"Fantasma de Kiev". O militar que teria derrubado 40 aviões russos é, afinal, um mito

por Joana Raposo Santos - RTP
A Força Aérea da Ucrânia pôs fim à crença de que um militar estava a derrubar aeronaves russas, garantido que a figura louvada pelos ucranianos não passa de um mito. Stoyan Nenov - Reuters

Muitos acreditaram que um só homem tinha derrubado mais de 40 aviões russos, sobrevivido a ataques e ajudado a combater as forças inimigas até à morte. O "Fantasma de Kiev", como ficou conhecido, deu esperança ao povo ucraniano em tempos de intensa guerra e massacres ordenados por Moscovo. Agora, porém, a sua existência vê-se por fim desmentida, tornando este herói numa lenda sobre a força e resistência das forças militares da Ucrânia.

Foi apenas um dia depois da invasão russa da Ucrânia que os meios de comunicação desse país começaram a mencionar um piloto de identidade desconhecida, que teria derrubado seis aeronaves inimigas em apenas 30 horas, a bordo de um avião de combate MIG-29.

Pouco depois, começaram a circular pelas redes sociais ilustrações e vídeos com o hashtag “Fantasma de Kiev”. Até o ex-presidente da Ucrânia, Petro Poroshenko, partilhou uma fotografia de um piloto a quem chamou de Fantasma de Kiev, atribuindo-lhe “seis vitórias sobre pilotos russos”.


O próprio Governo da Ucrânia ajudou, ainda em fevereiro, a disseminar esta informação, publicando um vídeo de um piloto desconhecido e louvando-o pela “invasão das aeronaves russas”. “As pessoas chamam-no de Fantasma de Kiev. E com razão, pois este ás domina os céus da nossa capital e do nosso país”, escreveu o Executivo de Volodymyr Zelensky.


No início de março, o antigo legislador ucraniano Ihor Mosiychuk veio dar força ao boato ao divulgar nas redes sociais que o piloto tinha sobrevivido, regressado à base e voltado a voar para derrubar mais aeronaves inimigas. Pouco depois, o jornal Kyiv Post escrevia que o Fantasma de Kiev tinha destruído pelo menos 49 aviões russos.

Agora, porém, chega a confirmação de que a figura louvada pelos ucranianos não passa de um mito. A fotografia publicada por Poroshenko era, afinal, de uma publicação de 2019 feita pelo Ministério ucraniano da Defesa, e o vídeo partilhado pelo Governo era de um simulador de voos de combate.

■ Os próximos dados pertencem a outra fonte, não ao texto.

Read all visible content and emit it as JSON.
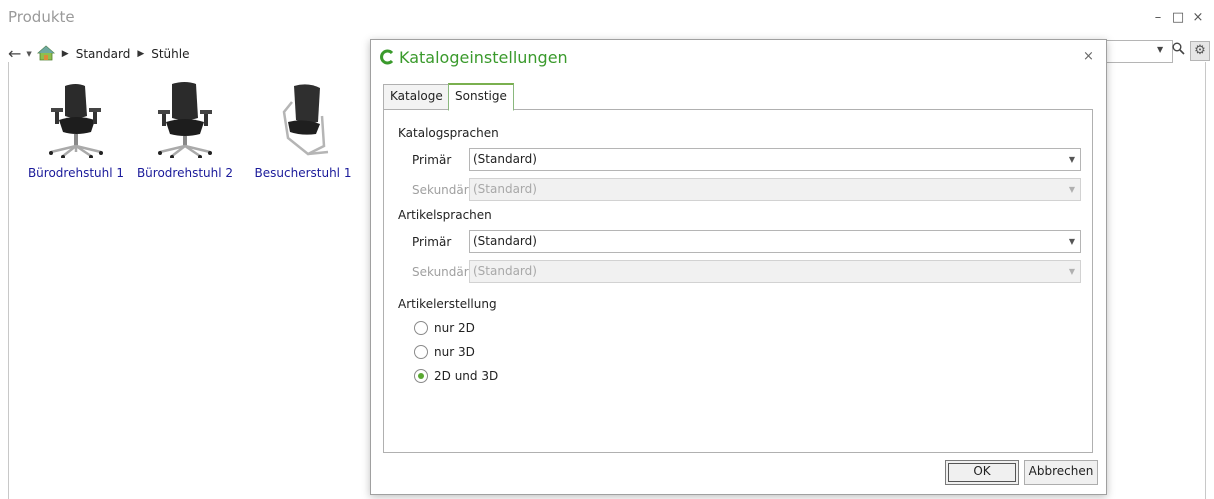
{
  "window": {
    "title": "Produkte",
    "controls": {
      "minimize": "–",
      "maximize": "□",
      "close": "×"
    }
  },
  "toolbar": {
    "back_icon": "arrow-left-icon",
    "home_icon": "home-icon",
    "breadcrumb": [
      "Standard",
      "Stühle"
    ]
  },
  "products": [
    {
      "label": "Bürodrehstuhl 1",
      "icon": "office-chair-image"
    },
    {
      "label": "Bürodrehstuhl 2",
      "icon": "office-chair-image"
    },
    {
      "label": "Besucherstuhl 1",
      "icon": "visitor-chair-image"
    }
  ],
  "search": {
    "value": "",
    "icon": "search-icon"
  },
  "dialog": {
    "title": "Katalogeinstellungen",
    "close": "×",
    "tabs": [
      {
        "label": "Kataloge",
        "active": false
      },
      {
        "label": "Sonstige",
        "active": true
      }
    ],
    "catalog_languages": {
      "heading": "Katalogsprachen",
      "primary_label": "Primär",
      "primary_value": "(Standard)",
      "secondary_label": "Sekundär",
      "secondary_value": "(Standard)"
    },
    "article_languages": {
      "heading": "Artikelsprachen",
      "primary_label": "Primär",
      "primary_value": "(Standard)",
      "secondary_label": "Sekundär",
      "secondary_value": "(Standard)"
    },
    "article_creation": {
      "heading": "Artikelerstellung",
      "options": [
        {
          "label": "nur 2D",
          "checked": false
        },
        {
          "label": "nur 3D",
          "checked": false
        },
        {
          "label": "2D und 3D",
          "checked": true
        }
      ]
    },
    "buttons": {
      "ok": "OK",
      "cancel": "Abbrechen"
    }
  },
  "colors": {
    "accent": "#3a9a2c",
    "link": "#1a1a9a"
  }
}
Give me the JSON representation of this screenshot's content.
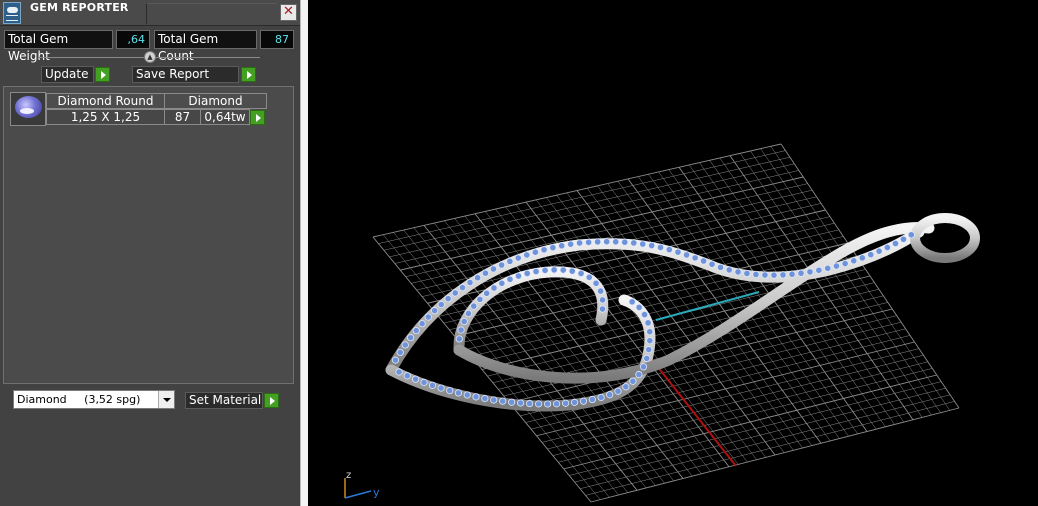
{
  "window": {
    "title": "GEM REPORTER",
    "close_label": "✕"
  },
  "summary": {
    "weight_label": "Total Gem Weight",
    "weight_value": ",64",
    "count_label": "Total Gem Count",
    "count_value": "87"
  },
  "buttons": {
    "update": "Update",
    "save_report": "Save Report",
    "set_material": "Set Material"
  },
  "gem_table": {
    "headers": [
      "Diamond Round",
      "Diamond"
    ],
    "row": {
      "size": "1,25 X 1,25",
      "count": "87",
      "weight": "0,64tw"
    }
  },
  "material": {
    "selected": "Diamond     (3,52 spg)"
  },
  "viewport": {
    "axis_labels": {
      "z": "z",
      "y": "y"
    }
  },
  "colors": {
    "panel_bg": "#424242",
    "accent_green": "#44a022",
    "value_text": "#5ee0ea",
    "grid": "#8c8c8c",
    "axis_x": "#b01010",
    "axis_y": "#2aa9b8",
    "gem_blue": "#6f93d8"
  }
}
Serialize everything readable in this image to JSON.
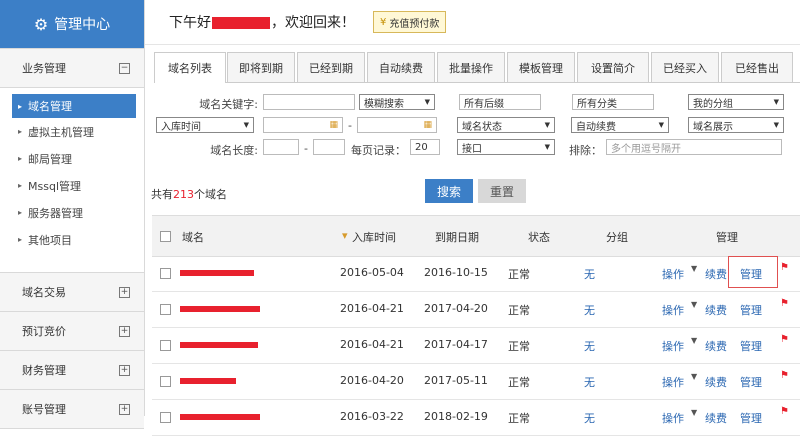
{
  "sidebar": {
    "title": "管理中心",
    "groups": [
      {
        "label": "业务管理",
        "toggle": "⊟"
      },
      {
        "label": "域名交易",
        "toggle": "⊞"
      },
      {
        "label": "预订竞价",
        "toggle": "⊞"
      },
      {
        "label": "财务管理",
        "toggle": "⊞"
      },
      {
        "label": "账号管理",
        "toggle": "⊞"
      }
    ],
    "items": [
      {
        "label": "域名管理"
      },
      {
        "label": "虚拟主机管理"
      },
      {
        "label": "邮局管理"
      },
      {
        "label": "Mssql管理"
      },
      {
        "label": "服务器管理"
      },
      {
        "label": "其他项目"
      }
    ]
  },
  "header": {
    "greeting_prefix": "下午好",
    "greeting_suffix": "，欢迎回来！",
    "recharge_label": "充值预付款"
  },
  "tabs": [
    "域名列表",
    "即将到期",
    "已经到期",
    "自动续费",
    "批量操作",
    "模板管理",
    "设置简介",
    "已经买入",
    "已经售出"
  ],
  "filters": {
    "keyword_label": "域名关键字:",
    "match_select": "模糊搜索",
    "suffix_box": "所有后缀",
    "category_box": "所有分类",
    "group_select": "我的分组",
    "time_select": "入库时间",
    "dash1": "-",
    "status_select": "域名状态",
    "autorenew_select": "自动续费",
    "display_select": "域名展示",
    "length_label": "域名长度:",
    "dash2": "-",
    "per_page_label": "每页记录：",
    "per_page_value": "20",
    "interface_select": "接口",
    "exclude_label": "排除：",
    "exclude_placeholder": "多个用逗号隔开"
  },
  "summary": {
    "prefix": "共有",
    "count": "213",
    "suffix": "个域名"
  },
  "buttons": {
    "search": "搜索",
    "reset": "重置"
  },
  "table": {
    "headers": {
      "domain": "域名",
      "added": "入库时间",
      "expire": "到期日期",
      "status": "状态",
      "group": "分组",
      "manage": "管理"
    },
    "rows": [
      {
        "added": "2016-05-04",
        "expire": "2016-10-15",
        "status": "正常",
        "group": "无",
        "op": "操作",
        "renew": "续费",
        "manage": "管理"
      },
      {
        "added": "2016-04-21",
        "expire": "2017-04-20",
        "status": "正常",
        "group": "无",
        "op": "操作",
        "renew": "续费",
        "manage": "管理"
      },
      {
        "added": "2016-04-21",
        "expire": "2017-04-17",
        "status": "正常",
        "group": "无",
        "op": "操作",
        "renew": "续费",
        "manage": "管理"
      },
      {
        "added": "2016-04-20",
        "expire": "2017-05-11",
        "status": "正常",
        "group": "无",
        "op": "操作",
        "renew": "续费",
        "manage": "管理"
      },
      {
        "added": "2016-03-22",
        "expire": "2018-02-19",
        "status": "正常",
        "group": "无",
        "op": "操作",
        "renew": "续费",
        "manage": "管理"
      }
    ]
  },
  "colors": {
    "accent": "#3c7fc7",
    "redaction": "#e8212e"
  }
}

“O Fantasma de Kiev é um super-herói e uma lenda cujo carácter foi criado por ucranianos”, assegurou, no Facebook, a Força Aérea da Ucrânia, desmentindo o rumor.
“Precisamos desta propaganda em tempos de guerra”
O esclarecimento chega depois de vários diários internacionais, incluindo o britânico Times of London, terem identificado o Fantasma de Kiev como o militar Stepan Tarabalka, um homem de 29 anos que morreu numa batalha aérea entre Ucrânia e Rússia no passado mês de março.

O desmentido vem confirmar que tudo não passou de propaganda ucraniana para aumentar a moral num contexto de guerra física, mas também de guerra de informação entre os dois países vizinhos.

“O herói ucraniano Stepan Tarabalka NÃO é o Fantasma de Kiev e NÃO atingiu 40 aviões”, escreveu a Força Aérea ucraniana na mesma publicação no Facebook, explicando que, “no dia 13 de março, Tarabalka foi heroicamente morto numa batalha área com as forças dominantes dos ocupantes russos”.

“Mais uma vez, pedimos à comunidade ucraniana que NÃO negligencie as regras básicas da partilha de informação e que verifique as fontes antes a divulgar”, pediram as autoridades.

No Twitter, a Força Aérea acrescentou que “as informações sobre a morte do Fantasma de Kiev estão incorretas”. “O Fantasma de Kiev está vivo, encarna o espírito coletivo dos pilotos altamente qualificados da Brigada de Aviação Tática que estão a defender, com sucesso, a região de Kiev”, frisou.


À BBC, o historiador militar ucraniano Mikhail Zhirohov explicou que seria praticamente impossível um só piloto derrubar mais de quatro dezenas de aviões. “Apenas poderia derrubar dois ou três”, considerou, lembrando que no início da guerra a Rússia dominava o espaço aéreo da Ucrânia.

O especialista defendeu, porém, ser “essencial haver esta propaganda, visto que as nossas forças armadas são mais pequenas e que muitos acreditam que não conseguimos igualar a Rússia”.

“Precisamos disto em tempos de guerra”, assinalou, louvando a criação de um fantasma que se tornou símbolo da resistência ucraniana.